İnsicama kim kast etti hangi kişi işiydi in miydi cin miydi bilinemedi. Yalnız birinin, birinci saf cemaatinden amma da birinin kıprak dudakları şüpheye sevk etti. Gerçekten de o gün felek formu rüsvay eyledi, neylerse güzel eyledi. Cemaat, dillerinde “Lâ meşhûde illâ hû” zikri, kuş gibi hafifleyip kurbanlarını kesmek üzere Kurbankent’e yöneldi.
II.
Kurbankent bir zuhur etmeyle zuhur ederdi.

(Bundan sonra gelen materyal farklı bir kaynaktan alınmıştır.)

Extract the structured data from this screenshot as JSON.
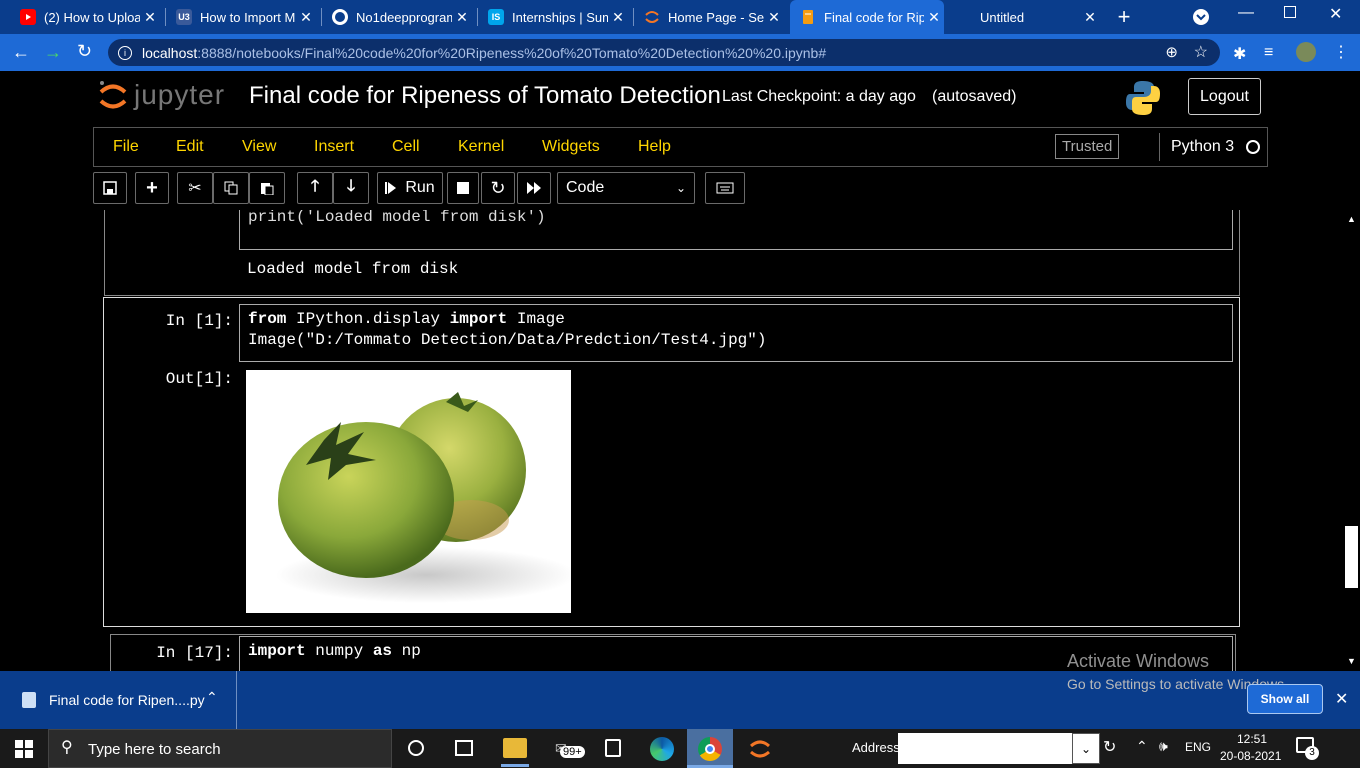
{
  "browser": {
    "tabs": [
      {
        "title": "(2) How to Uploa",
        "icon": "youtube-icon"
      },
      {
        "title": "How to Import M",
        "icon": "site-icon"
      },
      {
        "title": "No1deepprogram",
        "icon": "github-icon"
      },
      {
        "title": "Internships | Sum",
        "icon": "internshala-icon"
      },
      {
        "title": "Home Page - Sele",
        "icon": "jupyter-icon"
      },
      {
        "title": "Final code for Rip",
        "icon": "notebook-icon"
      },
      {
        "title": "Untitled",
        "icon": ""
      }
    ],
    "url_host": "localhost",
    "url_rest": ":8888/notebooks/Final%20code%20for%20Ripeness%20of%20Tomato%20Detection%20%20.ipynb#"
  },
  "jupyter": {
    "logo_text": "jupyter",
    "notebook_title": "Final code for Ripeness of Tomato Detection",
    "checkpoint": "Last Checkpoint: a day ago",
    "autosave": "(autosaved)",
    "logout": "Logout",
    "menu": [
      "File",
      "Edit",
      "View",
      "Insert",
      "Cell",
      "Kernel",
      "Widgets",
      "Help"
    ],
    "trusted": "Trusted",
    "kernel": "Python 3",
    "run_label": "Run",
    "cell_type": "Code"
  },
  "cells": {
    "prev_code_partial": "print('Loaded model from disk')",
    "prev_output": "Loaded model from disk",
    "cell1": {
      "in_prompt": "In [1]:",
      "out_prompt": "Out[1]:",
      "line1_kw1": "from",
      "line1_mod": " IPython.display ",
      "line1_kw2": "import",
      "line1_name": " Image",
      "line2": "Image(\"D:/Tommato Detection/Data/Predction/Test4.jpg\")"
    },
    "cell17": {
      "in_prompt": "In [17]:",
      "kw1": "import",
      "mid": " numpy ",
      "kw2": "as",
      "tail": " np"
    }
  },
  "windows": {
    "activate_title": "Activate Windows",
    "activate_sub": "Go to Settings to activate Windows.",
    "download_name": "Final code for Ripen....py",
    "show_all": "Show all",
    "search_placeholder": "Type here to search",
    "badge": "99+",
    "address_label": "Address",
    "lang": "ENG",
    "time": "12:51",
    "date": "20-08-2021",
    "notif_count": "3"
  }
}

Olmayan ve olmamış olanken, bayram sabahında, olan ve olmuş olan olurdu. Edipler onun için, her sene Zilhicce’nin on ikisinde sanki bâd-ı sabâ esip de tabiata gelişigüzel şekil verdiği Kurbankent için, “Toprağın, taşa özü sözü bir cevabı” derdi. Cevvaldi, koca şehir öteberisini toplayıp ayaklanabilecek gibiydi. Ufka hâkim manzarasında peşpeşe çadırlar, ahırlar, su kuyuları, yolcu gibi hırpânî giyinmiş kimseler ve ellerinde kesici aletlerle güya ordugâha benzerdi. Terütazeydi ama kadimdi de. Evveli binlerce yıl geriye gider geçmişi hiçbir yere gitmezdi. Bilinemezliği sersemletirdi. İnsanın olduğu yere diz çöküp sigara sarası, “Sanki neyi bilebiliriz ki!” deyip iç çekesi gelirdi.
Bu sene de aynısı oldu. Kurbankent zuhur etti. Musallîler namaz çıkışı birbirlerinin peşine düştü, katar katar kafilelerle kalkıp geldiler memleketlerinden. Varıp durlandılar, bir daha hayret ettiler. “Fikir mi, düş mü, erek mi, gerçek mi; gökten yalnız tahattur zevkiyle mi indi?” Anlamadılar bir daha. Selam verip girdiler.“Esselamualeykum ve rahmetullahi ve berekatuh dâimen ebeden” deyip boşluğa düştüler. Cilve hoşlarına gitti, kalkarken “Mevlâ yâ salli ve sellim dâimen ebeden…” diye kalktılar. Susmadılar fakat susamadılar. Dâimen kelimesine tutuldular. Hayretle selamet arasında akıp giden vaktin ne kadar sürmesi gerektiğini insanın kalbine doğan ilham zann-ı galiple bildiler. Şaşırıp soru soracak olduklarında o semti terk ettiler, başlarını kaldırıp gördüler ki meğer şehre gelmişler. Orada iki ağaç seçip kapı bellediler. Arasından geçerken yakalarını ilikleyip, niyetlerini son bir kere tashih ettiler.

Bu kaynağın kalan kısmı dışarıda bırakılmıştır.